In a deal that combines two global plastics packaging companies, Klöckner Pentaplast Group has signed an agreement to buy Linpac Group Ltd., the companies announced April 7.
The companies are already owned by the same investment firm, and the deal may foreshadow an initial public offering for the combined company later this year.
Terms of the deal were not disclosed. The transaction is subject to regulatory approvals and is scheduled to close this summer.
KP and Linpac are owned by Strategic Value Partners LLC, which does business as SVPGlobal. The Greenwich, Conn., firm specializes in distressed debt and value investments.
Linpac is based in Birmingham, England. It has been owned by SVPGlobal since 2015. Reuters had reported in November that SVPGlobal was trying to sell Linpac, and that the price tag could be $555 million.
SVPGlobal also tried to sell Montbaur, Germany-based Klöckner Pentaplast in 2014, but took the firm off the market when bids came in well below the asking price of $1.9 billion. SVPGlobal bought KP in 2012 for debt and equity of $1.3 billion.
KP has been planning an initial public offering. Reuters reported April 7 that the IPO may now be delayed until the Linpac deal is finalized.
Combining KP and Linpac could make an IPO more attractive, both because of the size of the company and the potential for synergies.
SVPGlobal could also consider spinning off pieces of the business that would be more attractive to certain buyers or IPO investors, for example the health care or food packaging businesses.
Expanding presence in food packaging
According to KP, the acquisition of Linpac will create a global leader in the rigid and flexible film market and the combined annual sales will exceed $2 billion.
“This is a highly complementary acquisition that will help KP expand our technological capabilities and presence into the food industry and the rigid and flexible film market,” said KP CEO Wayne Hewett.
The transaction also will further develop KP’s offerings in end markets such as pharmaceuticals, food and beverage, and consumer and industrial products.
“We are excited to join forces with KP and believe this transaction will significantly accelerate Linpac’s geographic expansion,” said Daniel Dayan, CEO of Linpac.
The strategic rationale behind the move is to create a one-stop-shop with the combination of the two film production capabilities. KP said the acquisition will expand its technological capabilities.

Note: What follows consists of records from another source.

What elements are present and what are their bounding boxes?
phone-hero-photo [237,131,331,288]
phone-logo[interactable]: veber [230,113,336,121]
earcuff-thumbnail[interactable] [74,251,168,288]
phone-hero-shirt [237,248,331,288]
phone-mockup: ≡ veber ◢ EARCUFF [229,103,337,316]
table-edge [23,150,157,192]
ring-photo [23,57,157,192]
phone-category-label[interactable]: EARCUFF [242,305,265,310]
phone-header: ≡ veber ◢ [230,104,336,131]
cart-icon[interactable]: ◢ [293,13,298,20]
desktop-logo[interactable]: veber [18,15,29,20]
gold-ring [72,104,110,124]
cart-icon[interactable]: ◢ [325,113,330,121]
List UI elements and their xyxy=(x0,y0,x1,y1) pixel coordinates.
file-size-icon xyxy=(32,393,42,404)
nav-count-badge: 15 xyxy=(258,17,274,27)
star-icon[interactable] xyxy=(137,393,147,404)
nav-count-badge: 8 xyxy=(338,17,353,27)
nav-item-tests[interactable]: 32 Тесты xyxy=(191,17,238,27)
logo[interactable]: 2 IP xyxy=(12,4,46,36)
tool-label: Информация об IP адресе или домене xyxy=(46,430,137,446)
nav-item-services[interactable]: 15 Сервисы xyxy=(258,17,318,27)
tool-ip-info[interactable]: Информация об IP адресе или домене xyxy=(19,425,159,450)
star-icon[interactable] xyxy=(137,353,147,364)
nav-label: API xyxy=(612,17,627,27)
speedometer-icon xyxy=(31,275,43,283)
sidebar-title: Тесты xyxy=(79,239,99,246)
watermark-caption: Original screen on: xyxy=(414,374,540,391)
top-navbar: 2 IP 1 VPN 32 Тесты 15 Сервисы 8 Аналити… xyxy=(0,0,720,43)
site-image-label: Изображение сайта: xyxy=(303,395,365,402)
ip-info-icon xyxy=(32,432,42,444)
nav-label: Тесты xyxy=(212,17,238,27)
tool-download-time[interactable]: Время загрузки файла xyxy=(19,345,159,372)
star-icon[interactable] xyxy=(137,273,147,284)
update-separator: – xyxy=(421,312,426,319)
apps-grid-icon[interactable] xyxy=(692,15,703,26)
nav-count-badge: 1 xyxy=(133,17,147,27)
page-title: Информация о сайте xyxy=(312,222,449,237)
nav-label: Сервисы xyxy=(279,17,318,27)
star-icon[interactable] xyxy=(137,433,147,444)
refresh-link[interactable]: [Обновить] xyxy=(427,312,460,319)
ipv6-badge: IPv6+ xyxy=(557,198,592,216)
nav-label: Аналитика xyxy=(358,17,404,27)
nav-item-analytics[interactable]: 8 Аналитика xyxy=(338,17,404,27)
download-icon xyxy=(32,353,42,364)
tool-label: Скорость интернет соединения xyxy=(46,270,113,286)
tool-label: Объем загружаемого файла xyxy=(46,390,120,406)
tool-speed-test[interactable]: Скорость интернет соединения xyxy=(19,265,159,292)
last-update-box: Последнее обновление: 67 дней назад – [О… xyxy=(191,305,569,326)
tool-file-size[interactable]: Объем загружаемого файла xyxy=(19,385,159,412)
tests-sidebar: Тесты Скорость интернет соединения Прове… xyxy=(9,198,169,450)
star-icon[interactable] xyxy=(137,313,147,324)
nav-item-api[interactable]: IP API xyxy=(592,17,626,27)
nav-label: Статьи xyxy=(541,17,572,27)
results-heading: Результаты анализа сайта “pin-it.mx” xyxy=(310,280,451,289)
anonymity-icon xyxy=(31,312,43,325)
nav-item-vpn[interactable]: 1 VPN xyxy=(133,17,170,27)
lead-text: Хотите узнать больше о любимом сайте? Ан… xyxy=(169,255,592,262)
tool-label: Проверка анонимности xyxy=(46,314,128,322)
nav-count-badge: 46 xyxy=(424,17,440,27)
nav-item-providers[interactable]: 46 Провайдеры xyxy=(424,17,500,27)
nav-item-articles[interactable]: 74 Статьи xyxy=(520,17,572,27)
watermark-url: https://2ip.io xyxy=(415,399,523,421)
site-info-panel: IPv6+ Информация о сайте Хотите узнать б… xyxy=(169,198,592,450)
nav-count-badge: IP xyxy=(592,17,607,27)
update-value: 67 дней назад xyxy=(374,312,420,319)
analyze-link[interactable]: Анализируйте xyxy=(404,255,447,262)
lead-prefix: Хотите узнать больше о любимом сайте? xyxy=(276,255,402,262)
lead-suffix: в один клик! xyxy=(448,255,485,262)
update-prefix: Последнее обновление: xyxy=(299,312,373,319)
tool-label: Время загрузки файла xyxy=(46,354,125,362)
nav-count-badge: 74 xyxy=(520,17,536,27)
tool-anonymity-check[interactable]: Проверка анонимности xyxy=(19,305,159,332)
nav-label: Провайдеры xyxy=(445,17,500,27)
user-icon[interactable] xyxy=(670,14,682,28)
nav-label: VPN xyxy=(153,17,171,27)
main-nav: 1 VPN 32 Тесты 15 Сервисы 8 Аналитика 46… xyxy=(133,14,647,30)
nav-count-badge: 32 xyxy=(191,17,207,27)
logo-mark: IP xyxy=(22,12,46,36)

Additionally, KP expects to create an “R&D powerhouse” through the acquisition and to provide “tailor-made” products for customers.
Together, KP and Linpac will have 32 locations across 16 countries with about 6,300 employees. In North America, KP ranks No. 13 in the Plastics News survey of film and sheet manufacturers with estimated sales of $635 million.
The consolidated group will be led by Hewett. Dayan will lead the food packaging business.